Facebook abandons its Diem virtual currency project

Bye bye cryptocurrency. The digital currency project launched with great fanfare in 2019 by Meta – the new name of Facebook – is officially buried: the Diem association which carried it plans to sell its main assets and dismantle itself for lack of having been able to convince the regulators.

The social media giant had entered the arena of virtual currencies by creating “Libra” in 2019, which was to offer a new method of payment outside traditional banking circuits.

Revolutionize payment methods

Aware of regulators’ concerns about a currency managed by a private company, the American group then decided to entrust its management to an independent entity, based in Geneva (Switzerland), and initially called Libra. This initiative was on the right track but “it had become obvious during our discussions with the American authorities that the project could not advance any further”, justified the director general of the association, Stuart Levey, in a press release Monday.

Diem will therefore sell its intellectual property rights and other assets to the company for $182 million to the bank Silvergate Capital Corporation, which specializes in digital currencies.

Originally, Facebook had imagined a new payment method that made it possible to buy goods or send money as easily and quickly as an instant message. But the project had, from its launch, raised an outcry from central banks, regulators and political decision-makers alike. They worried pell-mell about the risks to the stability of the financial system, the fight against money laundering or the protection of personal data.

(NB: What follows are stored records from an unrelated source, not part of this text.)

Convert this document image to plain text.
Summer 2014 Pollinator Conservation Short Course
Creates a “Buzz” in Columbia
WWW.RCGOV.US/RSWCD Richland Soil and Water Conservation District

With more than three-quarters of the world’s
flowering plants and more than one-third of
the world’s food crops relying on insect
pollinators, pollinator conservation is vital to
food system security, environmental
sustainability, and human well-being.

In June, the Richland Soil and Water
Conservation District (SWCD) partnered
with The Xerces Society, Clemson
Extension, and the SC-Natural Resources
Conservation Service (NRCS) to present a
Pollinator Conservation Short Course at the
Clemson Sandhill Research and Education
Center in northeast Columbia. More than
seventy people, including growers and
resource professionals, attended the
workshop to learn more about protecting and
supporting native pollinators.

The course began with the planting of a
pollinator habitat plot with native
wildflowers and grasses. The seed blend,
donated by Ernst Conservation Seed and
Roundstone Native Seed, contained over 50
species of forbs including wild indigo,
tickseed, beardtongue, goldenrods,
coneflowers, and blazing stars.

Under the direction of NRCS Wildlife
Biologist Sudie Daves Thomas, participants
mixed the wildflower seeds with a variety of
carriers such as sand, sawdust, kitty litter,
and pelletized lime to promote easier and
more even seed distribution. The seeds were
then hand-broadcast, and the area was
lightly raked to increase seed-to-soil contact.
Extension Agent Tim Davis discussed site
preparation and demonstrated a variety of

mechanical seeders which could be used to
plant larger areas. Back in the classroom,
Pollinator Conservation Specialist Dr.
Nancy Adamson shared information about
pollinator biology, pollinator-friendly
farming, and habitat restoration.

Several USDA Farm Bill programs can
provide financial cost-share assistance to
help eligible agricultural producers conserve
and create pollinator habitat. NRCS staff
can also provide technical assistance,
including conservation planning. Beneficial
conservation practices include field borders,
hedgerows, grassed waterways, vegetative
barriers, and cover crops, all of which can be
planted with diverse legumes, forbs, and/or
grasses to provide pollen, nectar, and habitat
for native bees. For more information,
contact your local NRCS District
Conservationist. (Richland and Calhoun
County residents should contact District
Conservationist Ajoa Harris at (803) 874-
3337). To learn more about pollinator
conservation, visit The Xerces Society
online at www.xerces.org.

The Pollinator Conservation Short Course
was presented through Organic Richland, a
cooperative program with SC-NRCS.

“A better and more inclusive payment system”

The fact that Facebook could potentially seek to coin money, in the same way as central banks, had also aroused the indignation of many regulators. After the defection of several major partners such as PayPal, Visa and Mastercard, the organization had quickly revised its ambitions downwards, before renaming itself Diem at the end of 2020. “From the start, the Diem project sought to exploit the benefits of blockchain technology to design a better and more inclusive payment system,” Stuart Levey pointed out on Monday.

The association has managed to build and test a technology-based payments system that also runs bitcoin, which includes safeguards against its use by criminals, he said. At the same time, “we have actively sought feedback from governments and regulators around the world, and the project has evolved and improved significantly as a result,” the official noted.

But the talks eventually broke down and “the best way forward was to sell the assets of the Diem group,” concluded Stuart Levey. The association and its subsidiaries will begin to dismantle “in the coming weeks”, he said.

A “stablecoin” project

Silvergate said in a separate statement that it will pay $50 million in cash and return approximately 1.2 million new shares to Diem for a total amount equivalent to $182 million. With Diem’s ​​assets, the California-based bank notably wants to improve the infrastructure it already has in place for its own “stablecoin” project, a stable digital currency whose price is supposed to be at constant parity with the dollar. .

Silvergate, which plans to launch it later this year, “is committed to continuing to nurture the open source developer community that supports the technology,” said chief executive Alan Lane. “We’re sure they’ll be excited about our vision,” he added.